Korupsi tetap marak karena masih fokus penindakan
KANALSATU - Masih maraknya perilaku korupsi di Indonesia dituding akibat penerapan desain pemberantasan korupsi di Indonesia masih fokus pada sektor penindakan, bukan melakukan perbaikan sistem dan upaya pencegahan.
“Akibatnya korupsi terus terjadi, karena pada dasarnya sistem mengondisikan seseorang untuk korup. Ini ibarat orang sakit, yang dilakukan hanya memberikan obat penghilang rasa sakit saja, tanpa dicari apa penyebab sakitnya,” kata anggota Komisi III DPR RI Aboe Bakar Al Habsy di Jakarta, Selasa (9/12/14).
Baca: KPK dukung penghapusan kuliah S2 bagi koruptor di Sukamiskin
Meski mengaku tidak memiliki data terakhir penanganan kasus korupsi yang dilakukan tiga lembaga penegak hukum, Aboe Bakar menyebut jumlah korupsi di Indonesia masih tinggi. “Yang pernah saya baca pada 2012, Kejaksaan Agung menyelesaikan 1.272 perkara korupsi, Polri 1.711 perkara dan KPK 36 perkara.”

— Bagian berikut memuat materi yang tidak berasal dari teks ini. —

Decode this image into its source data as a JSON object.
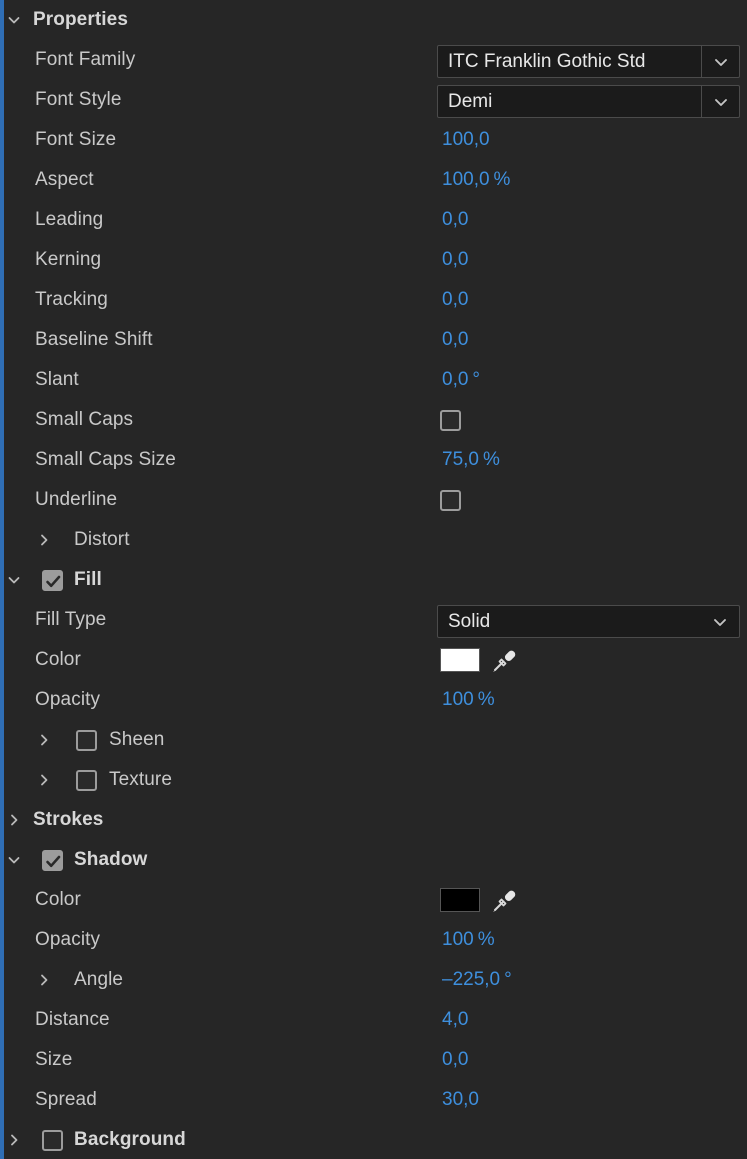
{
  "panel": {
    "title": "Properties",
    "accent_color": "#2f6eb5",
    "background_color": "#262626",
    "value_color": "#3e8fdd",
    "label_color": "#c9c9c9"
  },
  "rows": [
    {
      "label": "Properties",
      "kind": "section-header",
      "expanded": true,
      "chevron": "chevron-down-icon"
    },
    {
      "label": "Font Family",
      "kind": "dropdown",
      "value": "ITC Franklin Gothic Std",
      "split": true
    },
    {
      "label": "Font Style",
      "kind": "dropdown",
      "value": "Demi",
      "split": true
    },
    {
      "label": "Font Size",
      "kind": "value",
      "value": "100,0"
    },
    {
      "label": "Aspect",
      "kind": "value",
      "value": "100,0",
      "unit": "%"
    },
    {
      "label": "Leading",
      "kind": "value",
      "value": "0,0"
    },
    {
      "label": "Kerning",
      "kind": "value",
      "value": "0,0"
    },
    {
      "label": "Tracking",
      "kind": "value",
      "value": "0,0"
    },
    {
      "label": "Baseline Shift",
      "kind": "value",
      "value": "0,0"
    },
    {
      "label": "Slant",
      "kind": "value",
      "value": "0,0",
      "unit": "°"
    },
    {
      "label": "Small Caps",
      "kind": "checkbox-value",
      "checked": false
    },
    {
      "label": "Small Caps Size",
      "kind": "value",
      "value": "75,0",
      "unit": "%"
    },
    {
      "label": "Underline",
      "kind": "checkbox-value",
      "checked": false
    },
    {
      "label": "Distort",
      "kind": "sub-group",
      "expanded": false,
      "chevron": "chevron-right-icon"
    },
    {
      "label": "Fill",
      "kind": "section-header-checkbox",
      "expanded": true,
      "checked": true,
      "chevron": "chevron-down-icon"
    },
    {
      "label": "Fill Type",
      "kind": "dropdown",
      "value": "Solid",
      "split": false
    },
    {
      "label": "Color",
      "kind": "color",
      "swatch": "#ffffff",
      "eyedropper": "eyedropper-icon"
    },
    {
      "label": "Opacity",
      "kind": "value",
      "value": "100",
      "unit": "%"
    },
    {
      "label": "Sheen",
      "kind": "sub-group-checkbox",
      "expanded": false,
      "checked": false,
      "chevron": "chevron-right-icon"
    },
    {
      "label": "Texture",
      "kind": "sub-group-checkbox",
      "expanded": false,
      "checked": false,
      "chevron": "chevron-right-icon"
    },
    {
      "label": "Strokes",
      "kind": "section-header",
      "expanded": false,
      "chevron": "chevron-right-icon"
    },
    {
      "label": "Shadow",
      "kind": "section-header-checkbox",
      "expanded": true,
      "checked": true,
      "chevron": "chevron-down-icon"
    },
    {
      "label": "Color",
      "kind": "color",
      "swatch": "#000000",
      "eyedropper": "eyedropper-icon"
    },
    {
      "label": "Opacity",
      "kind": "value",
      "value": "100",
      "unit": "%"
    },
    {
      "label": "Angle",
      "kind": "sub-group-value",
      "expanded": false,
      "chevron": "chevron-right-icon",
      "value": "–225,0",
      "unit": "°"
    },
    {
      "label": "Distance",
      "kind": "value",
      "value": "4,0"
    },
    {
      "label": "Size",
      "kind": "value",
      "value": "0,0"
    },
    {
      "label": "Spread",
      "kind": "value",
      "value": "30,0"
    },
    {
      "label": "Background",
      "kind": "section-header-checkbox",
      "expanded": false,
      "checked": false,
      "chevron": "chevron-right-icon"
    }
  ]
}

Aboe Bakar juga mengungkap ketimpangan beaya penanganan kasus yang menunjukkan kualitas kinerja ketiga lembaga penegak hukum tersebut. Biaya penangan satu perkara di KPK saat itu bisa sampai Rp300 juta lebih, sedangkan satu perkara di Polri sekitar Rp37 juta. Di sisi lain, gaji penyidik di KPK empat kali lipat atau 400% lebih besar dari penyidik kepolisian.
“Apalagi, Prof Romli Atmasasmita dalam pidato purna bhaktinya menyatakan, antara 2009-2013 keberhasilan penegak hukum dalam mengembalikan keuangan negara adalah KPK Rp700 miliar, Polri Rp2 triliun dan Kejaksaan Rp6,2 triliun . Silahkan saja dibandingkan, bagaimana kinerja masing-masing,” katanya mengungkapkan.
Dari beberapa data tersebut, kata politisi PKS itu, publik bisa menganalisa kualitas kinerja dan produktifitas lembaga penegak hukum dalam melakukan pemberantasan korupsi. “Bisa dinilai capaian penanganan jumlah perkara maupun upaya pengembalian kerugian negara.”(win10)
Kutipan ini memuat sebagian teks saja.